Please check the website or call for the latest opening times. The museum is wheelchair accessible.
The Framework Knitters’ Museum
- Chapel Street (behind The White Horse Inn on Church Street)
- Tel: 0115 984 6914 or visit www.frameworkknittersmuseum.org.uk
- Visit the museum’s website for the latest opening times and admission prices
The Framework Knitters’ Museum is a unique complex of frameshops, cottages and outbuildings arranged around a garden courtyard, together with a former chapel in which many of the knitters worshipped. The site has been restored to show the living and working conditions of the framework knitters who occupied it throughout the nineteenth century. Framework knitting was the basis for the growth of the village of Ruddington and also for the development of machine lace and the East Midlands textile industry.
Ruddington has a long knitting history which ceased commercially at the start of World War 1. In 1971 a trust was established to restore this group of workshops and cottages, the garden courtyard with wash house, pump and privies. Knitting frames and Griswold sock machines are demonstrated and you can even “have a go” on a Griswold. The cottages show life as it was in Victorian times.

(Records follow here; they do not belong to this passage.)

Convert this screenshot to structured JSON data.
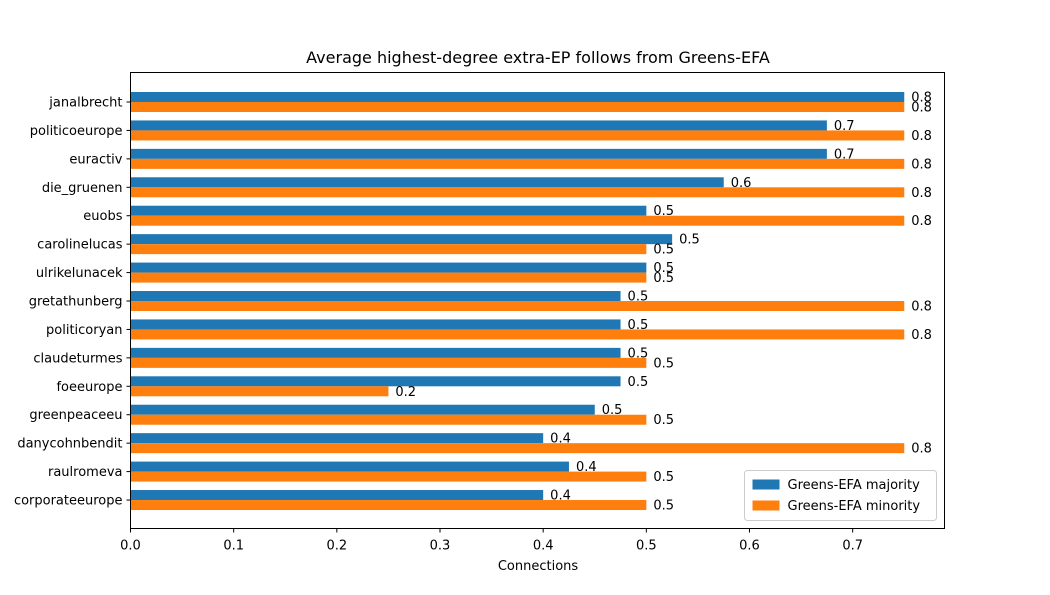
{
  "chart_data": {
    "type": "bar",
    "orientation": "horizontal",
    "title": "Average highest-degree extra-EP follows from Greens-EFA",
    "xlabel": "Connections",
    "ylabel": "",
    "xlim": [
      0,
      0.789
    ],
    "xticks": [
      0.0,
      0.1,
      0.2,
      0.3,
      0.4,
      0.5,
      0.6,
      0.7
    ],
    "xtick_labels": [
      "0.0",
      "0.1",
      "0.2",
      "0.3",
      "0.4",
      "0.5",
      "0.6",
      "0.7"
    ],
    "categories": [
      "janalbrecht",
      "politicoeurope",
      "euractiv",
      "die_gruenen",
      "euobs",
      "carolinelucas",
      "ulrikelunacek",
      "gretathunberg",
      "politicoryan",
      "claudeturmes",
      "foeeurope",
      "greenpeaceeu",
      "danycohnbendit",
      "raulromeva",
      "corporateeurope"
    ],
    "series": [
      {
        "name": "Greens-EFA majority",
        "color": "#1f77b4",
        "values": [
          0.75,
          0.675,
          0.675,
          0.575,
          0.5,
          0.525,
          0.5,
          0.475,
          0.475,
          0.475,
          0.475,
          0.45,
          0.4,
          0.425,
          0.4
        ],
        "labels": [
          "0.8",
          "0.7",
          "0.7",
          "0.6",
          "0.5",
          "0.5",
          "0.5",
          "0.5",
          "0.5",
          "0.5",
          "0.5",
          "0.5",
          "0.4",
          "0.4",
          "0.4"
        ]
      },
      {
        "name": "Greens-EFA minority",
        "color": "#ff7f0e",
        "values": [
          0.75,
          0.75,
          0.75,
          0.75,
          0.75,
          0.5,
          0.5,
          0.75,
          0.75,
          0.5,
          0.25,
          0.5,
          0.75,
          0.5,
          0.5
        ],
        "labels": [
          "0.8",
          "0.8",
          "0.8",
          "0.8",
          "0.8",
          "0.5",
          "0.5",
          "0.8",
          "0.8",
          "0.5",
          "0.2",
          "0.5",
          "0.8",
          "0.5",
          "0.5"
        ]
      }
    ],
    "legend_position": "lower right",
    "grid": false
  }
}
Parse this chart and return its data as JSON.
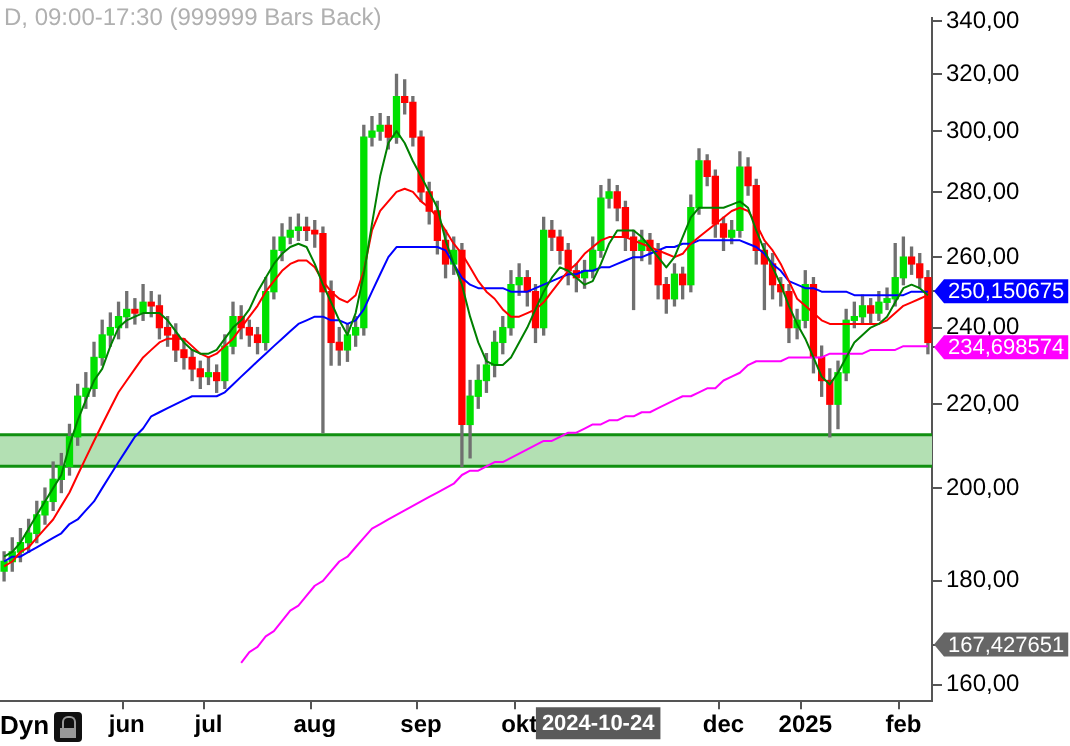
{
  "chart_data": {
    "type": "candlestick",
    "subtitle": "D, 09:00-17:30 (999999 Bars Back)",
    "categories": [
      null,
      null,
      null,
      null,
      null,
      null,
      null,
      null,
      null,
      null,
      null,
      null,
      null,
      null,
      null,
      "jun",
      null,
      null,
      null,
      null,
      null,
      null,
      null,
      null,
      null,
      "jul",
      null,
      null,
      null,
      null,
      null,
      null,
      null,
      null,
      null,
      null,
      null,
      null,
      "aug",
      null,
      null,
      null,
      null,
      null,
      null,
      null,
      null,
      null,
      null,
      null,
      null,
      "sep",
      null,
      null,
      null,
      null,
      null,
      null,
      null,
      null,
      null,
      null,
      null,
      "okt",
      null,
      null,
      null,
      null,
      null,
      null,
      null,
      null,
      null,
      null,
      null,
      null,
      null,
      null,
      null,
      null,
      null,
      null,
      null,
      null,
      null,
      null,
      null,
      null,
      "dec",
      null,
      null,
      null,
      null,
      null,
      null,
      null,
      null,
      null,
      "2025",
      null,
      null,
      null,
      null,
      null,
      null,
      null,
      null,
      null,
      null,
      null,
      "feb",
      null,
      null,
      null
    ],
    "ohlc": [
      [
        182,
        186,
        180,
        184
      ],
      [
        184,
        189,
        182,
        186
      ],
      [
        186,
        191,
        184,
        188
      ],
      [
        188,
        193,
        186,
        190
      ],
      [
        190,
        197,
        188,
        194
      ],
      [
        194,
        200,
        192,
        197
      ],
      [
        197,
        206,
        195,
        202
      ],
      [
        202,
        208,
        199,
        205
      ],
      [
        205,
        215,
        203,
        212
      ],
      [
        212,
        225,
        210,
        222
      ],
      [
        222,
        228,
        219,
        224
      ],
      [
        224,
        236,
        222,
        232
      ],
      [
        232,
        242,
        230,
        238
      ],
      [
        238,
        244,
        235,
        240
      ],
      [
        240,
        247,
        237,
        243
      ],
      [
        243,
        250,
        240,
        245
      ],
      [
        245,
        248,
        241,
        244
      ],
      [
        244,
        252,
        242,
        247
      ],
      [
        247,
        250,
        243,
        246
      ],
      [
        246,
        249,
        237,
        240
      ],
      [
        240,
        243,
        235,
        238
      ],
      [
        238,
        241,
        231,
        234
      ],
      [
        234,
        237,
        229,
        232
      ],
      [
        232,
        234,
        226,
        229
      ],
      [
        229,
        231,
        224,
        227
      ],
      [
        227,
        232,
        225,
        228
      ],
      [
        228,
        230,
        223,
        226
      ],
      [
        226,
        238,
        224,
        235
      ],
      [
        235,
        247,
        233,
        243
      ],
      [
        243,
        246,
        237,
        240
      ],
      [
        240,
        242,
        235,
        238
      ],
      [
        238,
        240,
        233,
        236
      ],
      [
        236,
        254,
        234,
        250
      ],
      [
        250,
        266,
        248,
        262
      ],
      [
        262,
        270,
        259,
        266
      ],
      [
        266,
        272,
        264,
        268
      ],
      [
        268,
        273,
        265,
        269
      ],
      [
        269,
        272,
        265,
        268
      ],
      [
        268,
        271,
        263,
        267
      ],
      [
        267,
        269,
        213,
        250
      ],
      [
        250,
        253,
        230,
        236
      ],
      [
        236,
        240,
        230,
        234
      ],
      [
        234,
        241,
        231,
        238
      ],
      [
        238,
        243,
        235,
        240
      ],
      [
        240,
        302,
        238,
        298
      ],
      [
        298,
        305,
        295,
        300
      ],
      [
        300,
        306,
        297,
        302
      ],
      [
        302,
        305,
        294,
        298
      ],
      [
        298,
        320,
        296,
        312
      ],
      [
        312,
        318,
        306,
        310
      ],
      [
        310,
        312,
        295,
        298
      ],
      [
        298,
        300,
        277,
        280
      ],
      [
        280,
        283,
        270,
        274
      ],
      [
        274,
        277,
        261,
        265
      ],
      [
        265,
        268,
        254,
        258
      ],
      [
        258,
        266,
        255,
        262
      ],
      [
        262,
        264,
        205,
        215
      ],
      [
        215,
        226,
        207,
        222
      ],
      [
        222,
        230,
        219,
        226
      ],
      [
        226,
        233,
        223,
        230
      ],
      [
        230,
        239,
        227,
        236
      ],
      [
        236,
        243,
        233,
        240
      ],
      [
        240,
        256,
        238,
        252
      ],
      [
        252,
        258,
        249,
        254
      ],
      [
        254,
        256,
        246,
        250
      ],
      [
        250,
        252,
        236,
        240
      ],
      [
        240,
        272,
        238,
        268
      ],
      [
        268,
        271,
        262,
        266
      ],
      [
        266,
        268,
        258,
        262
      ],
      [
        262,
        264,
        252,
        256
      ],
      [
        256,
        258,
        250,
        254
      ],
      [
        254,
        259,
        251,
        256
      ],
      [
        256,
        266,
        254,
        262
      ],
      [
        262,
        282,
        260,
        278
      ],
      [
        278,
        284,
        275,
        280
      ],
      [
        280,
        282,
        271,
        275
      ],
      [
        275,
        277,
        262,
        266
      ],
      [
        266,
        268,
        245,
        262
      ],
      [
        262,
        268,
        259,
        265
      ],
      [
        265,
        267,
        258,
        262
      ],
      [
        262,
        264,
        248,
        252
      ],
      [
        252,
        254,
        244,
        248
      ],
      [
        248,
        258,
        246,
        255
      ],
      [
        255,
        257,
        248,
        252
      ],
      [
        252,
        279,
        250,
        275
      ],
      [
        275,
        294,
        273,
        290
      ],
      [
        290,
        292,
        282,
        285
      ],
      [
        285,
        287,
        266,
        270
      ],
      [
        270,
        272,
        262,
        266
      ],
      [
        266,
        271,
        264,
        268
      ],
      [
        268,
        293,
        266,
        288
      ],
      [
        288,
        291,
        279,
        282
      ],
      [
        282,
        284,
        258,
        262
      ],
      [
        262,
        264,
        245,
        258
      ],
      [
        258,
        261,
        248,
        252
      ],
      [
        252,
        254,
        246,
        250
      ],
      [
        250,
        252,
        236,
        240
      ],
      [
        240,
        245,
        237,
        242
      ],
      [
        242,
        256,
        240,
        252
      ],
      [
        252,
        254,
        228,
        232
      ],
      [
        232,
        235,
        222,
        226
      ],
      [
        226,
        229,
        212,
        220
      ],
      [
        220,
        231,
        214,
        228
      ],
      [
        228,
        245,
        226,
        242
      ],
      [
        242,
        247,
        240,
        243
      ],
      [
        243,
        249,
        241,
        246
      ],
      [
        246,
        248,
        241,
        244
      ],
      [
        244,
        250,
        242,
        247
      ],
      [
        247,
        251,
        245,
        248
      ],
      [
        248,
        264,
        246,
        254
      ],
      [
        254,
        266,
        252,
        260
      ],
      [
        260,
        263,
        255,
        258
      ],
      [
        258,
        261,
        251,
        254
      ],
      [
        254,
        256,
        233,
        236
      ]
    ],
    "series": [
      {
        "type": "line",
        "color": "#008000",
        "values": [
          185,
          186,
          188,
          191,
          194,
          197,
          200,
          203,
          210,
          216,
          221,
          226,
          229,
          235,
          240,
          242,
          243,
          244,
          244,
          244,
          242,
          239,
          236,
          234,
          233,
          233,
          234,
          237,
          240,
          242,
          245,
          250,
          254,
          258,
          261,
          263,
          264,
          263,
          258,
          252,
          247,
          242,
          238,
          244,
          255,
          270,
          285,
          296,
          300,
          296,
          290,
          285,
          280,
          275,
          265,
          258,
          252,
          243,
          236,
          231,
          230,
          230,
          232,
          236,
          240,
          245,
          250,
          254,
          257,
          256,
          254,
          252,
          253,
          258,
          264,
          268,
          268,
          268,
          266,
          263,
          260,
          257,
          260,
          266,
          272,
          275,
          275,
          275,
          275,
          276,
          277,
          275,
          268,
          262,
          257,
          252,
          246,
          241,
          237,
          232,
          227,
          225,
          228,
          232,
          236,
          238,
          240,
          241,
          243,
          247,
          251,
          252,
          251,
          249
        ]
      },
      {
        "type": "line",
        "color": "#ff0000",
        "values": [
          183,
          184,
          186,
          187,
          189,
          191,
          193,
          196,
          199,
          203,
          207,
          211,
          215,
          219,
          223,
          226,
          229,
          232,
          234,
          236,
          237,
          237,
          237,
          235,
          233,
          232,
          233,
          235,
          237,
          240,
          243,
          246,
          250,
          253,
          256,
          258,
          259,
          259,
          257,
          253,
          250,
          248,
          247,
          249,
          256,
          268,
          274,
          277,
          280,
          281,
          280,
          277,
          275,
          272,
          268,
          264,
          261,
          257,
          253,
          250,
          248,
          245,
          243,
          243,
          244,
          245,
          247,
          250,
          253,
          256,
          258,
          261,
          263,
          265,
          266,
          266,
          266,
          265,
          264,
          263,
          262,
          261,
          260,
          261,
          264,
          266,
          268,
          270,
          272,
          274,
          275,
          274,
          270,
          265,
          262,
          258,
          253,
          248,
          246,
          244,
          242,
          241,
          241,
          241,
          241,
          241,
          241,
          241,
          242,
          244,
          246,
          247,
          248,
          249
        ]
      },
      {
        "type": "line",
        "color": "#0000ff",
        "values": [
          184,
          185,
          185,
          186,
          187,
          188,
          189,
          190,
          192,
          193,
          195,
          197,
          200,
          203,
          206,
          209,
          212,
          214,
          217,
          218,
          219,
          220,
          221,
          222,
          222,
          222,
          222,
          223,
          225,
          227,
          229,
          231,
          233,
          235,
          237,
          239,
          241,
          242,
          243,
          243,
          242,
          242,
          241,
          242,
          245,
          250,
          255,
          260,
          263,
          263,
          263,
          263,
          263,
          263,
          262,
          258,
          254,
          252,
          251,
          251,
          251,
          251,
          250,
          250,
          250,
          251,
          252,
          253,
          254,
          255,
          255,
          256,
          256,
          257,
          257,
          258,
          259,
          260,
          260,
          261,
          262,
          263,
          263,
          264,
          264,
          265,
          265,
          265,
          265,
          265,
          265,
          264,
          263,
          261,
          258,
          256,
          253,
          252,
          251,
          251,
          250,
          250,
          250,
          250,
          249,
          249,
          249,
          249,
          249,
          249,
          249,
          250,
          250,
          250
        ]
      },
      {
        "type": "line",
        "color": "#ff00ff",
        "values": [
          null,
          null,
          null,
          null,
          null,
          null,
          null,
          null,
          null,
          null,
          null,
          null,
          null,
          null,
          null,
          null,
          null,
          null,
          null,
          null,
          null,
          null,
          null,
          null,
          null,
          null,
          null,
          null,
          null,
          164,
          166,
          167,
          169,
          170,
          172,
          174,
          175,
          177,
          179,
          180,
          182,
          184,
          185,
          187,
          189,
          191,
          192,
          193,
          194,
          195,
          196,
          197,
          198,
          199,
          200,
          201,
          203,
          204,
          204,
          205,
          206,
          206,
          207,
          208,
          209,
          210,
          211,
          211,
          212,
          213,
          213,
          214,
          215,
          215,
          216,
          216,
          217,
          217,
          218,
          218,
          219,
          220,
          221,
          222,
          222,
          223,
          224,
          224,
          226,
          227,
          228,
          230,
          231,
          231,
          231,
          231,
          232,
          232,
          232,
          232,
          232,
          233,
          233,
          233,
          233,
          233,
          234,
          234,
          234,
          234,
          235,
          235,
          235,
          235
        ]
      }
    ],
    "bands": [
      {
        "axis": "y",
        "from": 205,
        "to": 212.5,
        "color": "#b3e0b3"
      }
    ],
    "ref_lines": [
      {
        "axis": "y",
        "value": 205,
        "color": "#109010"
      },
      {
        "axis": "y",
        "value": 212.5,
        "color": "#109010"
      }
    ],
    "ylim": [
      157,
      341
    ],
    "yticks": [
      {
        "value": 160,
        "label": "160,00"
      },
      {
        "value": 167.427651,
        "label": "167,427651"
      },
      {
        "value": 234.698574,
        "label": "234,698574"
      },
      {
        "value": 250.150675,
        "label": "250,150675"
      },
      {
        "value": 180,
        "label": "180,00"
      },
      {
        "value": 200,
        "label": "200,00"
      },
      {
        "value": 220,
        "label": "220,00"
      },
      {
        "value": 240,
        "label": "240,00"
      },
      {
        "value": 260,
        "label": "260,00"
      },
      {
        "value": 280,
        "label": "280,00"
      },
      {
        "value": 300,
        "label": "300,00"
      },
      {
        "value": 320,
        "label": "320,00"
      },
      {
        "value": 340,
        "label": "340,00"
      }
    ],
    "log": "y",
    "grid": false,
    "legend": false,
    "marker": "none",
    "annotations": [
      "Dyn",
      "2024-10-24"
    ]
  }
}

Parkers Yard Shop, which stocks a range of crafts and gifts made by local artisans, and the museum’s Tea Room are available to both visitors and the public whenever the museum is open.
In October 2021, the museum reopened further to extensive redevelopment funded by the National Lottery Heritage Fund. New exhibition and display spaces have been created, the gardens have been extended and redesigned, and the shop and tea room moved into new, larger accommodation in Gun Cottage, which sits between the main museum site and the Chapel. A new visitor route also starts from Gunn Cottage, which now houses the museum’s reception and staff offices.
Nottingham Heritage Railway (formerly GCRN)
- Mere Way, alongside Rushcliffe Country Park
- Tel 0115 940 5705 or visit www.gcrn.co.uk
- Please visit the website for the latest timetable and ticket information
Formerly known as Nottingham Transport Heritage Centre, The Great Central Railway – Nottingham (GCRN) offers almost 10 miles of heritage railway running through the beautiful scenery of South Nottinghamshire and North-West Leicestershire. Heritage steam and diesel services re-create the experience of train travel from when it was more than just a way to travel from one place to another.
Journeys begin at Ruddington and continue through to East Leake and Loughborough, via Rushcliffe Halt. Facilities at Ruddington include a Model Railway, Miniature Railways, a Heritage Transport Collection and railway workshop with full engineering facilities, as well as a cafeteria and gift shop. GCRN hosts various special events throughout the year, including an ‘Easter Egg-spress’, Bonfire Night event and ‘Santa Special’ services.